Le salarié réplique que la cour constatera le respect du principe du contradictoire ainsi que l'absence de toute motivation pour confirmer le jugement déféré en toutes ses dispositions.
* *
Aux termes de l'article 16 du code de procédure civile, le juge doit en toutes circonstances faire observer, et observer lui-même le principe de la contradiction.
Aux termes de l'article 455 du code de procédure civile, le jugement doit exposer succinctement les prétentions respectives des parties et leurs moyens. Cet exposé peut revêtir la forme d'un visa des conclusions des parties avec l'indication de leur date. Le jugement doit être motivé.
La sanction du défaut de motivation est la nullité du jugement.
Au cas présent, l'employeur se borne à solliciter que la cour constate le défaut de motivation du jugement sans solliciter toutefois l'annulation du jugement pour ce motif.
Il y a lieu de rappeler que le juge n'est pas tenu de statuer sur ces demandes de 'constat' qui ne sont pas, hors les cas prévus par la loi, des prétentions en ce qu'elles ne sont pas susceptibles d'emporter des conséquences juridiques au sens de l'article 4 du code de procédure civile.

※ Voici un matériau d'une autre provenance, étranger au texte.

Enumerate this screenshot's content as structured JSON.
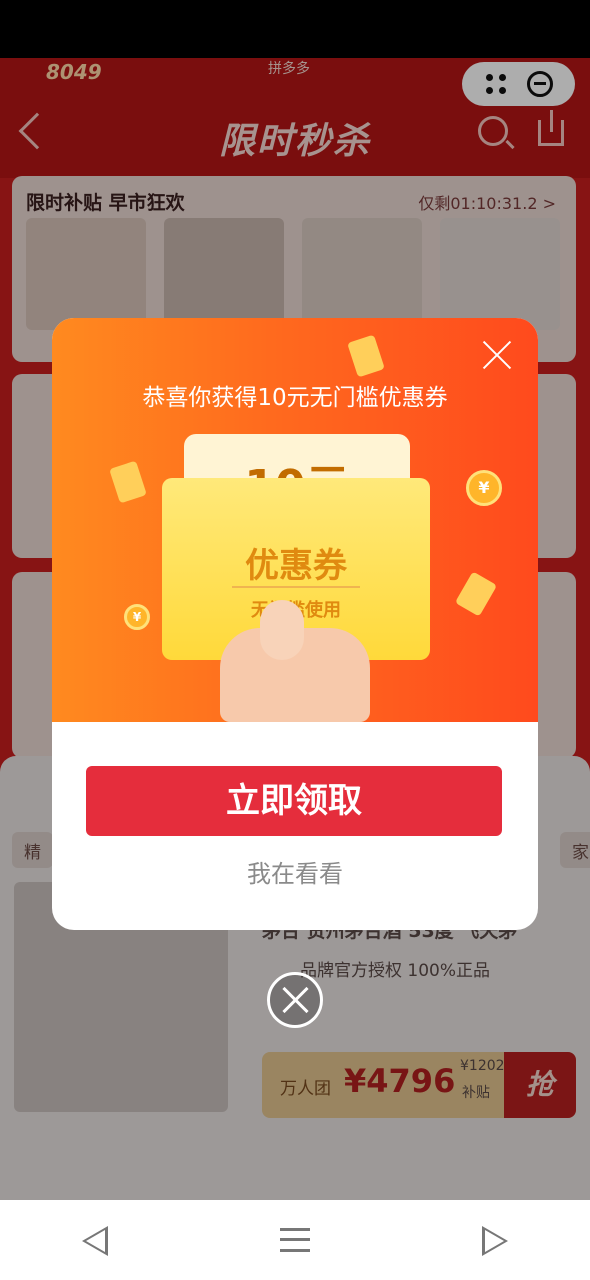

La cour appréciera en tout état de cause, dans le cadre de l'examen du présent appel, la pertinence de l'analyse et des motifs des premiers juges dont la décision lui est déférée.
Sur la rupture
L'employeur fait valoir que le licenciement est fondé sur des griefs particulièrement clairs et précis, chacun caractérisant une cause réelle et sérieuse et qui n'est pas remise en cause par les affirmations infondées du salarié. Il expose que les sanctions disciplinaires antérieures sont seulement des circonstances aggravantes permettant d'évaluer le degré de gravité des fautes commises. Il soutient que l'idée d'un autre motif au licenciement n'est que pure affabulation du salarié.

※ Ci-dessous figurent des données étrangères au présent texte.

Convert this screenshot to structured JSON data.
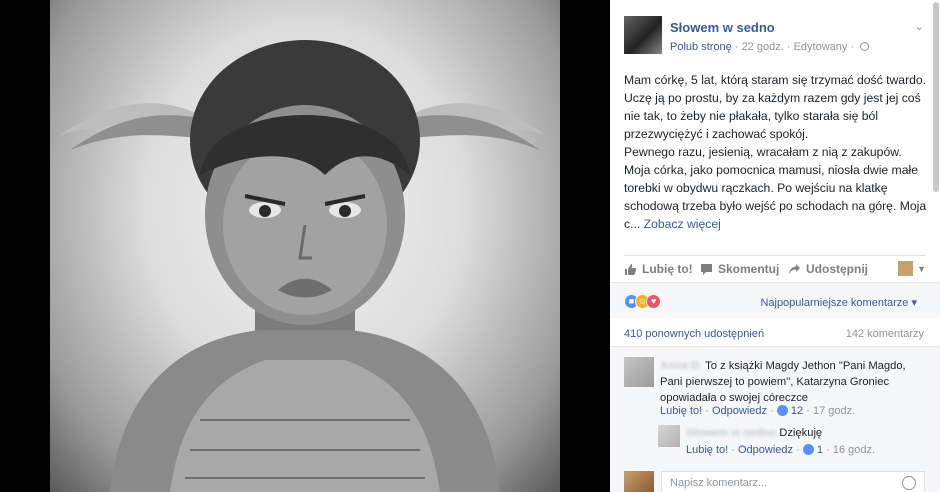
{
  "page": {
    "name": "Słowem w sedno",
    "like_link": "Polub stronę",
    "time": "22 godz.",
    "edited": "Edytowany",
    "sep": "·"
  },
  "post": {
    "p1": "Mam córkę, 5 lat, którą staram się trzymać dość twardo. Uczę ją po prostu, by za każdym razem gdy jest jej coś nie tak, to żeby nie płakała, tylko starała się ból przezwyciężyć i zachować spokój.",
    "p2": "Pewnego razu, jesienią, wracałam z nią z zakupów. Moja córka, jako pomocnica mamusi, niosła dwie małe torebki w obydwu rączkach. Po wejściu na klatkę schodową trzeba było wejść po schodach na górę. Moja c...",
    "see_more": "Zobacz więcej"
  },
  "actions": {
    "like": "Lubię to!",
    "comment": "Skomentuj",
    "share": "Udostępnij"
  },
  "reactions": {
    "icons": [
      "like-reaction",
      "haha-reaction",
      "love-reaction"
    ],
    "sort_label": "Najpopularniejsze komentarze",
    "sort_caret": "▾"
  },
  "counts": {
    "shares": "410 ponownych udostępnień",
    "comments": "142 komentarzy"
  },
  "comments": [
    {
      "author": "Anna D.",
      "text": "To z książki Magdy Jethon \"Pani Magdo, Pani pierwszej to powiem\", Katarzyna Groniec opowiadała o swojej córeczce",
      "like": "Lubię to!",
      "reply": "Odpowiedz",
      "likes": "12",
      "time": "17 godz."
    }
  ],
  "reply": {
    "author": "Słowem w sedno",
    "text": "Dziękuję",
    "like": "Lubię to!",
    "reply": "Odpowiedz",
    "likes": "1",
    "time": "16 godz."
  },
  "composer": {
    "placeholder": "Napisz komentarz..."
  },
  "colors": {
    "link_blue": "#3b5998",
    "reaction_like": "#5890ff",
    "reaction_haha": "#f7b125",
    "reaction_love": "#f25268"
  }
}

Le salarié objecte qu'il appartient à l'employeur de verser aux débats tout élément pertinent pour démontrer la réalité des griefs et plus particulièrement leur gravité, à les supposer établis et qu'aucun grief antérieur au mois de mars 2017 n'a été formé à son encontre, les derniers entretiens annuels mentionnant un niveau de 'performances évidentes'. Il ajoute qu'il s'agissait de 'l'évincer rapidement' de ses fonctions dans un contexte de sous-activité et de réduction d'effectifs, n'ayant d'ailleurs pas été remplacé.
Il résulte de l'article L.1232-1 du code du travail que tout licenciement pour motif personnel est justifié par une cause réelle et sérieuse.
Le motif inhérent à la personne du salarié doit reposer sur des faits objectifs, matériellement vérifiables et qui lui sont imputables.
L'article L.1235-1 du code du travail prévoit qu'en cas de litige, le juge, à qui il appartient d'apprécier le caractère réel et sérieux des motifs invoqués par l'employeur, forme sa conviction au vu des éléments fournis par les parties. Si un doute subsiste, il profite au salarié.
Il appartient au juge, le cas échéant, de donner sa véritable qualification au licenciement (Soc., 22 février 2005, pourvoi n° 03-41.474, Bull. 2005, V, n° 58).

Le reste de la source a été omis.